GSM the old world way
Let’s say you just want to drink an old world version of this wine. Surely the whole point of jumping on the GSM bandwagon is to select something genuine, right? Something cheap, something rustic, something from, say, the Rhone itself? Grenache, syrah and mourverdre are just three of 19 grapes found in the southern Rhone, so there is the potential for a lot of variety here, but the reality is that they tend to most commonly appear in wines from this region.

I could rattle of dozens of Rhone wines worth trying. Coudoulet de Beaucastel, while still not cheap at about £17, is one of the best. Then there are the old standby volume-made wines: Guigal Cotes du Rhone Villages and M. Chapoutier Cotes due Rhone Belleruche, each for around £11-£12.

As always, I recommend asking your local wine merchant to suggest a bottle. They probably have a great one on the shelf that was made in limited quantities by small producers.

20140715-071004-25804421.jpgWe aren’t limited to just the Rhone, here. There are plenty corners of the south of France that get ignored because Rhone shouts the loudest. When thinking of GSM, we probably don’t drink enough wine from Saint-Chinian. This bottle, a Terrasses de Balaussan Saint-Chinian-Roquebrun 2010 that I bought for £12.49, was one of those wines I brought along to a 7WordWineReview dinner hoping for the best.

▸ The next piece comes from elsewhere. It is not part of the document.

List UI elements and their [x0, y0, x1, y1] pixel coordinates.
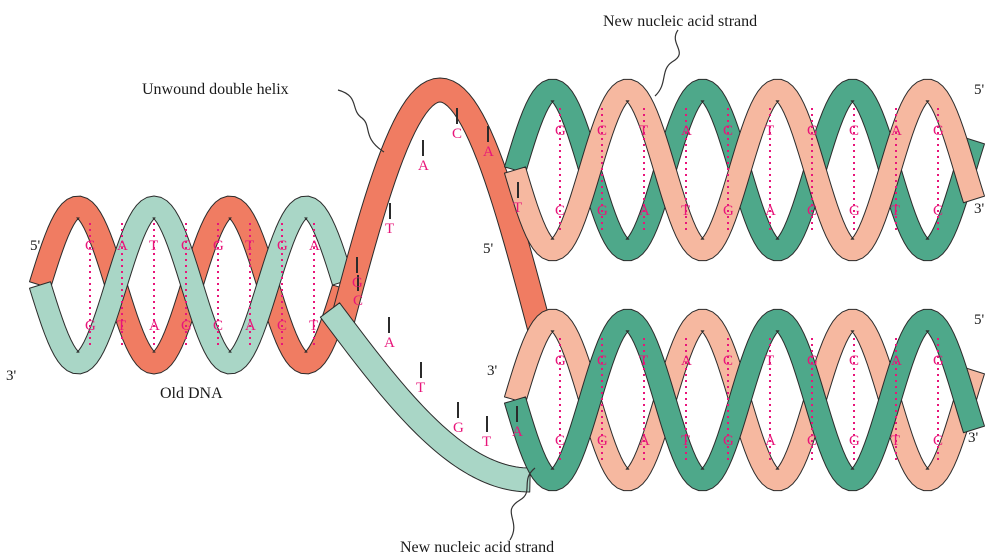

Unusually for my recent contributions to these dinners, this one wasn’t rubbish. Sometimes, the wines you buy are duds. but this one earned praise. It expresses the warmth of the south of France, the garrigue, the stones, the sun and the dark fruits.

This is just an honestly good wine that offers genuinely enjoyable drinking for the price.

Where is this Saint-Chinian place then? Well, it’s between Minervois and Faugeres. Has that confused you yet? Look on a map of France, find the border with Spain on the Mediterranean and look for a city called Beziers. It’s about 40 km inland from there.

The Rhone isn’t the only part of southern France that does wine well.